Segundo a versão do avô de Maria Rita, Henrique abandonou Carolina quando descobriu que esta estava grávida, e a filha do pastor acabou por abandonar a família. Já Henrique, que está preso por desfalque, diz a Maria Rita que a história é muito comprida no primeiro encontro dos dois.

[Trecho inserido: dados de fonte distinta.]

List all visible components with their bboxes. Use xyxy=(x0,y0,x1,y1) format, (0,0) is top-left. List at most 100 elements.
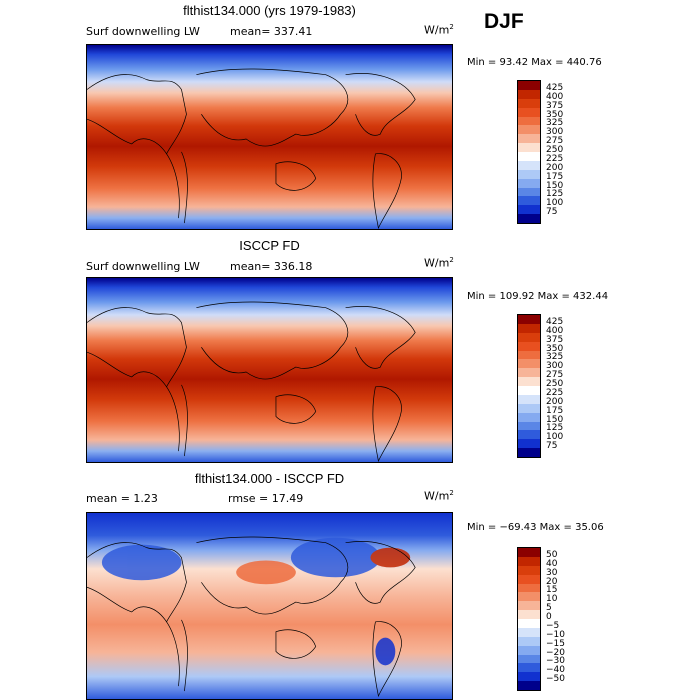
panel2-colorbar-tick-label: 375 xyxy=(546,334,564,345)
panel3-colorbar-tick-label: 15 xyxy=(546,585,558,596)
panel2-colorbar-swatch xyxy=(518,421,540,431)
panel3-colorbar-tick-label: 50 xyxy=(546,549,558,560)
panel1-colorbar-tick-label: 325 xyxy=(546,118,564,129)
panel1-colorbar-swatch xyxy=(518,187,540,197)
panel2-colorbar-tick-label: 225 xyxy=(546,387,564,398)
panel3-colorbar-tick-label: 5 xyxy=(546,603,552,614)
panel3-colorbar-swatch xyxy=(518,627,540,637)
panel1-colorbar-swatch xyxy=(518,125,540,135)
panel2-map xyxy=(86,277,453,463)
panel1-colorbar-swatch xyxy=(518,169,540,179)
panel3-colorbar-swatch xyxy=(518,574,540,584)
panel1-colorbar-swatch xyxy=(518,214,540,223)
panel1-colorbar-swatch xyxy=(518,116,540,126)
panel2-variable-label: Surf downwelling LW xyxy=(86,260,200,273)
panel1-colorbar-tick-label: 150 xyxy=(546,180,564,191)
panel1-map-svg xyxy=(87,45,452,229)
panel3-colorbar-tick-label: −50 xyxy=(546,674,565,685)
panel1-colorbar-tick-label: 200 xyxy=(546,162,564,173)
panel2-colorbar-tick-label: 425 xyxy=(546,316,564,327)
panel1-colorbar-swatch xyxy=(518,107,540,117)
panel1-colorbar-tick-label: 75 xyxy=(546,207,558,218)
panel1-colorbar-swatch xyxy=(518,134,540,144)
season-label: DJF xyxy=(484,10,524,33)
panel3-colorbar-tick-label: −40 xyxy=(546,665,565,676)
panel1-colorbar-swatch xyxy=(518,81,540,90)
panel2-colorbar-tick-label: 200 xyxy=(546,396,564,407)
panel3-colorbar-tick-label: 20 xyxy=(546,576,558,587)
panel2-colorbar-swatch xyxy=(518,403,540,413)
panel1-colorbar xyxy=(517,80,541,224)
panel2-minmax: Min = 109.92 Max = 432.44 xyxy=(467,291,609,302)
panel1-colorbar-swatch xyxy=(518,98,540,108)
panel1-colorbar-swatch xyxy=(518,143,540,152)
panel3-colorbar-swatch xyxy=(518,654,540,664)
panel3-title: flthist134.000 - ISCCP FD xyxy=(194,471,345,486)
panel2-colorbar-swatch xyxy=(518,368,540,378)
panel3-units: W/m2 xyxy=(424,489,454,503)
panel3-colorbar-swatch xyxy=(518,583,540,593)
panel2-colorbar-swatch xyxy=(518,377,540,386)
panel1-colorbar-swatch xyxy=(518,205,540,215)
panel1-colorbar-tick-label: 100 xyxy=(546,198,564,209)
panel3-colorbar-swatch xyxy=(518,592,540,602)
panel2-colorbar-tick-label: 175 xyxy=(546,405,564,416)
panel2-units: W/m2 xyxy=(424,256,454,270)
panel1-colorbar-tick-label: 275 xyxy=(546,136,564,147)
panel3-colorbar-swatch xyxy=(518,636,540,646)
panel2-colorbar-tick-label: 300 xyxy=(546,361,564,372)
panel2-colorbar xyxy=(517,314,541,458)
panel3-colorbar-swatch xyxy=(518,548,540,557)
panel3-colorbar-tick-label: 40 xyxy=(546,558,558,569)
panel3-colorbar-swatch xyxy=(518,681,540,690)
panel1-colorbar-tick-label: 125 xyxy=(546,189,564,200)
panel2-map-svg xyxy=(87,278,452,462)
panel3-colorbar-swatch xyxy=(518,610,540,619)
panel2-mean-label: mean= 336.18 xyxy=(230,260,313,273)
panel2-colorbar-tick-label: 75 xyxy=(546,441,558,452)
panel3-rmse-label: rmse = 17.49 xyxy=(228,492,304,505)
panel3-colorbar-swatch xyxy=(518,601,540,611)
panel3-colorbar-tick-label: −10 xyxy=(546,629,565,640)
panel2-colorbar-swatch xyxy=(518,323,540,333)
panel3-mean-label: mean = 1.23 xyxy=(86,492,158,505)
panel2-colorbar-swatch xyxy=(518,386,540,395)
panel2-colorbar-swatch xyxy=(518,439,540,449)
panel1-colorbar-swatch xyxy=(518,196,540,206)
panel1-colorbar-swatch xyxy=(518,89,540,99)
panel1-minmax: Min = 93.42 Max = 440.76 xyxy=(467,57,602,68)
panel3-map-svg xyxy=(87,513,452,699)
panel1-colorbar-swatch xyxy=(518,178,540,188)
panel3-colorbar-swatch xyxy=(518,619,540,628)
panel1-colorbar-tick-label: 400 xyxy=(546,91,564,102)
panel1-colorbar-tick-label: 350 xyxy=(546,109,564,120)
panel3-colorbar-tick-label: 30 xyxy=(546,567,558,578)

Ah, e não esquecer que o empresário, para além de pai da pastora, é também pai de Vera, namorada de David, que por sua vez foi à Serra da Estrela à procura de Maria Rita, levou um tiro, mas também já se nota que ficou caidinho pela rapariga. Ou seja, duas irmãs, um só homem para disputar. Filhos bastardos, triângulos amorosos entre irmãs, o que é que se pode querer mais numa novela?
Por falar em Vera, a personagem interpretada por Bárbara Branco é a mais credível dos protagonistas, e aquela que mais gostei de ver o episódio inteiro. Para além de apresentar um estilo impecável e estar lindíssima, Bárbara Branco foi das poucas personagens (para além de Pêpê Rapazote e Pompeu José) que surgiu sem parecer em esforço e nos fez acreditar na sua história.
Já é fácil de perceber que será a vilã, mas talvez não tenha um mau fundo. Por outro lado, também já conseguimos antever que Vera se vai envolver com Artur, o melhor amigo de David, só para pôr mais lenha na fogueira. E David Carreira que cumpriu no papel de Artur, sendo uma das surpresas positivas da noite? Sim, fiquei tão admirada quanto vocês.
Para finalizar, a estreia da TVI é salva pelo cliffhanger final. Depois de no início do episódio termos percebido que Henrique precisava de encontrar Maria Rita, dado que essa era a chave da sua liberdade, como explicou a David, a novela termina com encontro entre pai e filha na prisão.
Henrique diz a Maria Rita que tem conhecimento que a queijaria do avô está em perigo, e oferece-lhe uma oportunidade para pagarem todas as dívidas. "Para isso, só tinhas de fazer uma coisa", afirma o empresário. "Que coisa é essa?", pergunta a pastora. Corta para o ar carismático e misterioso de Pêpê Rapazote, que só nos faz querer ir a correr rever a sua temporada de "Narcos", e o episódio acaba. Será suficiente para ficarmos presos ao próximo episódio? Não sei, mas se José Condessa tirar a camisola, contem comigo.